柴田が風呂に入りそして食事をした、圭子は食事をしてから入る。彼女は少しぬるめのお湯がいいのだ、シャワーを浴びて時間をかける。

 風呂に入りながら圭子は考えた。もう冬、しかし今年もまだ雪はない。そうだ部屋は何も冬の準備していない、そろそろ始めなければ。彼の服も夏物のままだ。そう、そして今年の冬はダウンのコートを新調しよう、何色にしようか。そんなことを考えながら彼女は風呂に入った。

そして圭子は風呂から上がり、本を読んでいる柴田に言った、

「お願いがあるの」

「何だい」柴田が本を読んだまま答えた

「私、今年の冬はダウンコートを買おうと思っているの」

圭子が言った。

「いいね、僕もダウンが欲しい、お揃いにしようか?」

柴田が、本から顔を上げて言った。

「素敵、おそろいのダウン、お揃いなんて初めてね」圭子ははじけるような笑顔を見せて喜んだ。
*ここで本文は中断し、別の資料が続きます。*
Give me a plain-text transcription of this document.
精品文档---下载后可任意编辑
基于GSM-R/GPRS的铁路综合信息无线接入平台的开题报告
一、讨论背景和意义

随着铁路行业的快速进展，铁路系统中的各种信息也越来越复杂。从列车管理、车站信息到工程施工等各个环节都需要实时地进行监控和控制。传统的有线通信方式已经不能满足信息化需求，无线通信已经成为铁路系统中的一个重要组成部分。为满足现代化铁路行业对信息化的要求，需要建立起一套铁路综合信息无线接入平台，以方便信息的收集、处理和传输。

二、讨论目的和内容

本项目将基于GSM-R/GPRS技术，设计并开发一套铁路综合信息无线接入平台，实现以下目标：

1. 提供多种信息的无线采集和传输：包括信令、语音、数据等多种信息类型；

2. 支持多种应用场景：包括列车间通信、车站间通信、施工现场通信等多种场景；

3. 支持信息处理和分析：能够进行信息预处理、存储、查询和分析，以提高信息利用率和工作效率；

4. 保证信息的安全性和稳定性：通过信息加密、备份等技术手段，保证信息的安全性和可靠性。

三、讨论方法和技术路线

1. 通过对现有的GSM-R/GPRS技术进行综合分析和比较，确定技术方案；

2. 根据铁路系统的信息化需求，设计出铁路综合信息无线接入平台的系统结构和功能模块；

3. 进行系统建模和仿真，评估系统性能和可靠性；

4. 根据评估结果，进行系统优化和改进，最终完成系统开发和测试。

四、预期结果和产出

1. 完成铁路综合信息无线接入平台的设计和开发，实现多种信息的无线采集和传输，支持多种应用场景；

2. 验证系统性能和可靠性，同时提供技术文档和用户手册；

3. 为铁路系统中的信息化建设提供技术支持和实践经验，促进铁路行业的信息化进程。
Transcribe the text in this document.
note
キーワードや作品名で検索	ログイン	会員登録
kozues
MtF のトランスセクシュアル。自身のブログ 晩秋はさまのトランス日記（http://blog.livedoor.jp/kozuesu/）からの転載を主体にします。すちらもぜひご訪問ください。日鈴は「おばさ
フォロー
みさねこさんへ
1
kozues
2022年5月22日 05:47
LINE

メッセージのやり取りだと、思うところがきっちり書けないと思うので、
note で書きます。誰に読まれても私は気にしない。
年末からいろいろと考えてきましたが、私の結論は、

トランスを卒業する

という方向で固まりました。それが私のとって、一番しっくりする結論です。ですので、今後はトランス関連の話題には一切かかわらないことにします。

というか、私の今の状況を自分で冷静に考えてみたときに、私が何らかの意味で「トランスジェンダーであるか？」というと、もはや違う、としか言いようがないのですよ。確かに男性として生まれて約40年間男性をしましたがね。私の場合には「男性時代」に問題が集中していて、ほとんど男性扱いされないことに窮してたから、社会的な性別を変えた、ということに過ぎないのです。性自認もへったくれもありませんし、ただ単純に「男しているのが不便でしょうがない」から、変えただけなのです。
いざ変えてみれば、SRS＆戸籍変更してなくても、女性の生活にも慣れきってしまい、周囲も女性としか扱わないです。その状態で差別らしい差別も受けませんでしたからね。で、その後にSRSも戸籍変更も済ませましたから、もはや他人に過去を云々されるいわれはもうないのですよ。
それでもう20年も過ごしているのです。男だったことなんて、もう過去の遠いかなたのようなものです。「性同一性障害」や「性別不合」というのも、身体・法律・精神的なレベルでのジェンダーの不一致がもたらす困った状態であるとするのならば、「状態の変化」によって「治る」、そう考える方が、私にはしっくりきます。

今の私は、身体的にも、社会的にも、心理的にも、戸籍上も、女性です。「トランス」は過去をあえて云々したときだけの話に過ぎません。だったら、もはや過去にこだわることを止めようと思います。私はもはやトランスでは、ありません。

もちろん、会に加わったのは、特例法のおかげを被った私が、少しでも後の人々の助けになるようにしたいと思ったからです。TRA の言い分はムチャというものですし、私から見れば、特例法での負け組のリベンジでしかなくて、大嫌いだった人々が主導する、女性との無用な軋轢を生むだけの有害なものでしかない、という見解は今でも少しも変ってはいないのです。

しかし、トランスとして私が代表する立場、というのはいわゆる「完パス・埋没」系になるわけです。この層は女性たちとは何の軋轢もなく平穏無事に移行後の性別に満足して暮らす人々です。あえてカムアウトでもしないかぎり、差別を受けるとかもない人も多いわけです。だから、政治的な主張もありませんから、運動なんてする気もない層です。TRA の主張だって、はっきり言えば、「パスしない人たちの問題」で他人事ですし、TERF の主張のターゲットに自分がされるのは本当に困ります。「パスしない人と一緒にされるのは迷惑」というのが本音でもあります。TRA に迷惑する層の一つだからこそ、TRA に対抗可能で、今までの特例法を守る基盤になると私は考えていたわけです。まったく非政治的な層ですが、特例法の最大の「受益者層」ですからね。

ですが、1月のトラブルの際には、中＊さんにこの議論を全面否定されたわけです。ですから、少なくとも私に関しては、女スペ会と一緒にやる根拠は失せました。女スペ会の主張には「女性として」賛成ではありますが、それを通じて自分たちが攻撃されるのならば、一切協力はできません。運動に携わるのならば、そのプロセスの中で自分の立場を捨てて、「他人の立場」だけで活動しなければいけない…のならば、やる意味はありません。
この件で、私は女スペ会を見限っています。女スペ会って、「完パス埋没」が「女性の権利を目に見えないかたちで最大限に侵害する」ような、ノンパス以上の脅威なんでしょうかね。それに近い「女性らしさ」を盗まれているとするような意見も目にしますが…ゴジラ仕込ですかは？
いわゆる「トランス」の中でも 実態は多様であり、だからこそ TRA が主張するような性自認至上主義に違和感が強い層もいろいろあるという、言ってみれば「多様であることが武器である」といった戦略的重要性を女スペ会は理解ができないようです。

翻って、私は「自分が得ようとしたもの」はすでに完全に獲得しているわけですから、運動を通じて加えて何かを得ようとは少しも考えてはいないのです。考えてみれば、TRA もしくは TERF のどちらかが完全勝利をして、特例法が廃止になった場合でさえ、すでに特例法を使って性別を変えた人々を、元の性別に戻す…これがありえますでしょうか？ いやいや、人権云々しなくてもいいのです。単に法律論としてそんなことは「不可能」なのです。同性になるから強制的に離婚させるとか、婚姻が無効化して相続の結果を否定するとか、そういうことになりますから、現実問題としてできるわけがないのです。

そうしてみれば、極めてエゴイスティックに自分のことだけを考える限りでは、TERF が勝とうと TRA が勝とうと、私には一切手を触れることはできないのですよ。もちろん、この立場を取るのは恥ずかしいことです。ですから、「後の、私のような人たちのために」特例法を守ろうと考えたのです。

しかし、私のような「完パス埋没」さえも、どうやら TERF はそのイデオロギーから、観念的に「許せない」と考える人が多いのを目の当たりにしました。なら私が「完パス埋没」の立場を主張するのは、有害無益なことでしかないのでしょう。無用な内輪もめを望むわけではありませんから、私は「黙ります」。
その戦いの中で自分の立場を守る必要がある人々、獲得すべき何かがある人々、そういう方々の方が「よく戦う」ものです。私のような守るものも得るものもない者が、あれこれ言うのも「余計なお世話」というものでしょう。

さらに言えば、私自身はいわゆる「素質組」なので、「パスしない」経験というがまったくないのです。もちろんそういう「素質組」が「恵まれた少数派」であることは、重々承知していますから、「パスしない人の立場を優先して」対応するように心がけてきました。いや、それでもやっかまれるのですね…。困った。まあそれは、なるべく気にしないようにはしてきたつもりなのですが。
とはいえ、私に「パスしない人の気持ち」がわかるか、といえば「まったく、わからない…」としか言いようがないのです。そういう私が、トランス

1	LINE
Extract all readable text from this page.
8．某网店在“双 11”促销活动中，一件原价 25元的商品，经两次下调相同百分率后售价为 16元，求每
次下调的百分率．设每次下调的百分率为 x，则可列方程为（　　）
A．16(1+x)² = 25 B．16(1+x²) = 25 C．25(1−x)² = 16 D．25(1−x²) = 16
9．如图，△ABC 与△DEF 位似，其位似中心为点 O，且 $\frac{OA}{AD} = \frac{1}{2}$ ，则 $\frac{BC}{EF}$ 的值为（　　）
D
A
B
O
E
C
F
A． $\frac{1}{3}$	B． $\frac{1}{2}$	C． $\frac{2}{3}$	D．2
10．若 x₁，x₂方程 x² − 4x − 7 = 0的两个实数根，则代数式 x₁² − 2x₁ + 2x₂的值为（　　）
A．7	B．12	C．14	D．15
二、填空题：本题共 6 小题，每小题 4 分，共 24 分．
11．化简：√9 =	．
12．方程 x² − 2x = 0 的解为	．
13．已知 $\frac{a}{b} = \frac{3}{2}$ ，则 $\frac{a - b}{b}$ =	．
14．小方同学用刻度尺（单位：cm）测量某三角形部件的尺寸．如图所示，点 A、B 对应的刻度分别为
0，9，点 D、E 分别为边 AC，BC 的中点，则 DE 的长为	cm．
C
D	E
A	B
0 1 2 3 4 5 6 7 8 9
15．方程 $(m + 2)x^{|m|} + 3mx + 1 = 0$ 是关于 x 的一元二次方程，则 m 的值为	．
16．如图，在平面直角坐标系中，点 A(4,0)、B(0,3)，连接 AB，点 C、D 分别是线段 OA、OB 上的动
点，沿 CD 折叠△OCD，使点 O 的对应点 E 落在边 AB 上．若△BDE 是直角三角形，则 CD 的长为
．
「次の休みに買い物に行こうか」柴田もニッコリと笑って言った。

「久しぶりのデートね」

圭子が言う。

「そうだった、次の休みは結婚記念日だ」

柴田が答えた。

「あら、覚えていたの」

圭子が柴田に抱き着き叫んだ。

さっそく次の休みに二人で街に出かけてダウンコートを買った。二人で街へ出るのは久しぶりだ。ダウンは圭子が深い赤、柴田が深い緑だった。柴田は緑色が好きらしい、圭子はそう思った。結構高価なダウンだった。二人はどうせ買うならいいもの主義だった。安いものは買わない。そしてその日が偶然にも結婚記念日だったことがさらに圭子を喜ばせた。

お昼は二人でラーメンを食べた。山岡家のラーメンである。圭子は山岡家のラーメンが好きだった、何がどうと言われてもわからない、コクだの深みだの、香りだの辛味だの抽象的なことは分からない、ただ決定的に美味しいだけである、そう感じていた。二人で外食も久しぶりである、彼女は子供のようにはしゃいだ。

夜は寿司を食べた、「結婚記念日、贅沢をしよう」柴田がそう言ったのが圭子を感動的に喜ばせた。圭子は部屋の近くのトリトンが好きだったのでそこへ行く事にした。

「私はサーモンが好き」

圭子が言うと、柴田が答えるように言った。

「僕は何といってもトロ、脂ののった、とけるようなトロが好きだ」

二人は買ったお揃いのダウンをさっそく着ていた、その日の柴田は久しぶりに楽しげな表情を見せ、そして二人はお酒を飲みながら寿司を食べた。お酒を飲んだということが、その夜を一段と素敵な結婚記念日とした。しかし二人が心の奥底で何を思っていたのか、お互いをどう思っていたのかは知らない。それは二人だけしか知らない。

 圭子は部屋に帰ってからのことはよく覚えていなかった。ただ素敵な夜だったという以外は・・・・。